A federal judge in Sacramento has put control of California prisons' mental health programs into a rare receivership, overseen by former Bureau of Prisons Director Colette Peters.

U.S. District Senior Judge Kimberly Mueller in the Eastern District of California ruled that Peters, who left the BOP the day President Donald Trump took office, should develop an oversight plan for psychiatric services for the California Department of Corrections and Rehabilitation. 

Three prior candidates, for varying reasons, did not want the job, the Los Angeles Times reported.

Peters, who promised reform when she took the BOP job, ended up closing FCI Dublin in the Bay Area in April 2024 after she said she couldn't change the sexualized culture at the all-women's prison there despite throwing all sorts of resources at the problem. 

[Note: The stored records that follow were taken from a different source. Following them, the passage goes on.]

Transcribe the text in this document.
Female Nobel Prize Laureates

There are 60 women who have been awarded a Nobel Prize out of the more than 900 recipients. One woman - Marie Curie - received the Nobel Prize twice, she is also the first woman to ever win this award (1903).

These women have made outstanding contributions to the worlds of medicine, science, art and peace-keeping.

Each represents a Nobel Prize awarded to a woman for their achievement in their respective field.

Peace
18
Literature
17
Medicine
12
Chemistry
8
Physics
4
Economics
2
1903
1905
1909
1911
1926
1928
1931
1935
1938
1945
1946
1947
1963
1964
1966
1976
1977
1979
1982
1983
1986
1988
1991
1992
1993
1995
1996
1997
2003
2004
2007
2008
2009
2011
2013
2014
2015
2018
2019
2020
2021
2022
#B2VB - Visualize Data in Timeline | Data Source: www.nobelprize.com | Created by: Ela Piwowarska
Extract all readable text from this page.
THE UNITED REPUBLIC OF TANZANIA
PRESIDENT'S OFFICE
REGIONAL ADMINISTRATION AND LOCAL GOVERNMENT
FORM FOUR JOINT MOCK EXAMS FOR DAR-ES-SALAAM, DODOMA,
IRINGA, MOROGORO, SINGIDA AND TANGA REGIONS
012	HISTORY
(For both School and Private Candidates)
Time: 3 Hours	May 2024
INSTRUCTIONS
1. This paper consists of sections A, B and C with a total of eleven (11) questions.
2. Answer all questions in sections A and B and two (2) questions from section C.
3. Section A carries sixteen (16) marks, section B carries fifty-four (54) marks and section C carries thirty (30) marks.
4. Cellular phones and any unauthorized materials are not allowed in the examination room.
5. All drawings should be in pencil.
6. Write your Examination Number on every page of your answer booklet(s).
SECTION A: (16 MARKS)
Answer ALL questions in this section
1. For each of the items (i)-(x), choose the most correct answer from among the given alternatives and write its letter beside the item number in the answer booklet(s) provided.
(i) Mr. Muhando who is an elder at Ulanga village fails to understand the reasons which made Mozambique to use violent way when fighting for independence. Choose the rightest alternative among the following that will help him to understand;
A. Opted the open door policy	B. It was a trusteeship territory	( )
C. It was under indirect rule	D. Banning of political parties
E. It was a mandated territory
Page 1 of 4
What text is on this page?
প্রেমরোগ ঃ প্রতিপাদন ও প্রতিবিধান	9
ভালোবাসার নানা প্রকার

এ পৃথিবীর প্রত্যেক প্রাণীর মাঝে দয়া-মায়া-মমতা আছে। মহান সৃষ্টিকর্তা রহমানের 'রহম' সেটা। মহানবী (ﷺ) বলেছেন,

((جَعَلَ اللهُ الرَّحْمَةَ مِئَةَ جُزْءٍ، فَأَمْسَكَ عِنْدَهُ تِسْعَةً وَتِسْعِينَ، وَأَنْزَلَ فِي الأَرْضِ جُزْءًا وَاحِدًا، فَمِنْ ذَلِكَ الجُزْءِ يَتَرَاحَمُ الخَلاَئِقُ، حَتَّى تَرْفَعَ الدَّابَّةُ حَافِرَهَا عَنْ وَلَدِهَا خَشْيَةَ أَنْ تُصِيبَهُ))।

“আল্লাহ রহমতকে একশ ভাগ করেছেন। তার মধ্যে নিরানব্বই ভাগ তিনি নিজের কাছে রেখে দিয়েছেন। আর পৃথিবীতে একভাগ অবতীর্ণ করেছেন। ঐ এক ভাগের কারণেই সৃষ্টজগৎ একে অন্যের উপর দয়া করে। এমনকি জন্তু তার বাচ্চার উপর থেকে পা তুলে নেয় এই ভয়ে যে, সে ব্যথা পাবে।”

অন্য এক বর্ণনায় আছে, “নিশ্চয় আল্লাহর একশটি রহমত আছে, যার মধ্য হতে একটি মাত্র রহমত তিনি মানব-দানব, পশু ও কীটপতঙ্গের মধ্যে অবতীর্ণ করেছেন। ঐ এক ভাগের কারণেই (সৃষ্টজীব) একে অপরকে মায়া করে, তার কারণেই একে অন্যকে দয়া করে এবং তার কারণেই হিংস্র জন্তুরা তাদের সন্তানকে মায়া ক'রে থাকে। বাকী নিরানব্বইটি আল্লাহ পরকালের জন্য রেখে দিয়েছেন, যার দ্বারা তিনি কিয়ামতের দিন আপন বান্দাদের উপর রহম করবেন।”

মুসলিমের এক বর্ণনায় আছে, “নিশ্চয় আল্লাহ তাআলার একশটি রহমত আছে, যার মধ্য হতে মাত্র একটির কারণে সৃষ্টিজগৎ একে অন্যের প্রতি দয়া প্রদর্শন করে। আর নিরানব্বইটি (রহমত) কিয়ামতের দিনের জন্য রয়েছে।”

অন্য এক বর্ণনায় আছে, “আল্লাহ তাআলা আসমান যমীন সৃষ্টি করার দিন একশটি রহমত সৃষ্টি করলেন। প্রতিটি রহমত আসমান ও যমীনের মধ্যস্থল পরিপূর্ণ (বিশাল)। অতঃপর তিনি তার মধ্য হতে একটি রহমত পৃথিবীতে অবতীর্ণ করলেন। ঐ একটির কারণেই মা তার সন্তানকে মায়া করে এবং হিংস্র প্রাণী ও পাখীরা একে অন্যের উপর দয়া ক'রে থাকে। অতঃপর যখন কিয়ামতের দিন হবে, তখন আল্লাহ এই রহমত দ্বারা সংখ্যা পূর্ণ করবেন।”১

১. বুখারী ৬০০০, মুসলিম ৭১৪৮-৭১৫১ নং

Peters' decision to close FCI Dublin came 10 days after a federal Oakland judge named a special master to oversee the prison, plagued with officers found guilty of sexually abusing incarcerated women during the time period of 2019 to 2022. 

Mueller's decision to make Peters a "receiver-nominee," sort of like a special master herself, was made public on March 19. Lawyers have until March 28 to comment on Peters' appointment. 

A receivership is a court-ordered process that gives a third party control of an agency. 

The judge said Peters is to be paid $400,000 a year, prorated for the four-month period.

Her job will be to come up with a detailed "Receivership Action Plan" that will include a proposed timeline and set of metrics to evaluate goals and successes, according to the judge's order. 

More than 34,000 people incarcerated — more than a third of the California prison population — are considered to have some sort of serious mental disorder, according to court filings. 

And according to court documents, California has never had enough mental health staff to provide an acceptable minimum level of care in the last 35 years. 

In 2023, the state found that of the 30 prisoners who killed themselves, more than a fourth had received inadequate mental health care because of understaffing. 

Mueller ordered California to pay $112 million in fines after finding top California prison officers in civil contempt for failing to provide adequate mental health in incarnated people.  

The long-running court battle is known as the Coleman case, filed by San Francisco attorney Michael Bien in 1990 on behalf of Ralph Coleman, who suffered from a lack of psychiatric services at Pelican State Prison. The defendant is Gov. Gavin Newsom, et al. 

The Coleman litigation continues to this day because CDCR has never fully complied with the orders issued by the U.S. District Court for the Eastern District of California. The case includes everyone incarcerated in California prisons who receives mental health care. 

Appointing a receiver is a rare step taken when federal judges feel they have exhausted other options, according to California Healthline. 

Mueller’s appointment of Peters as receiver comes nearly 20 years after a different federal judge took control of California’s prison medical system and installed a receiver, currently J. Clark Kelso, with broad powers to hire, fire, and spend the state’s money.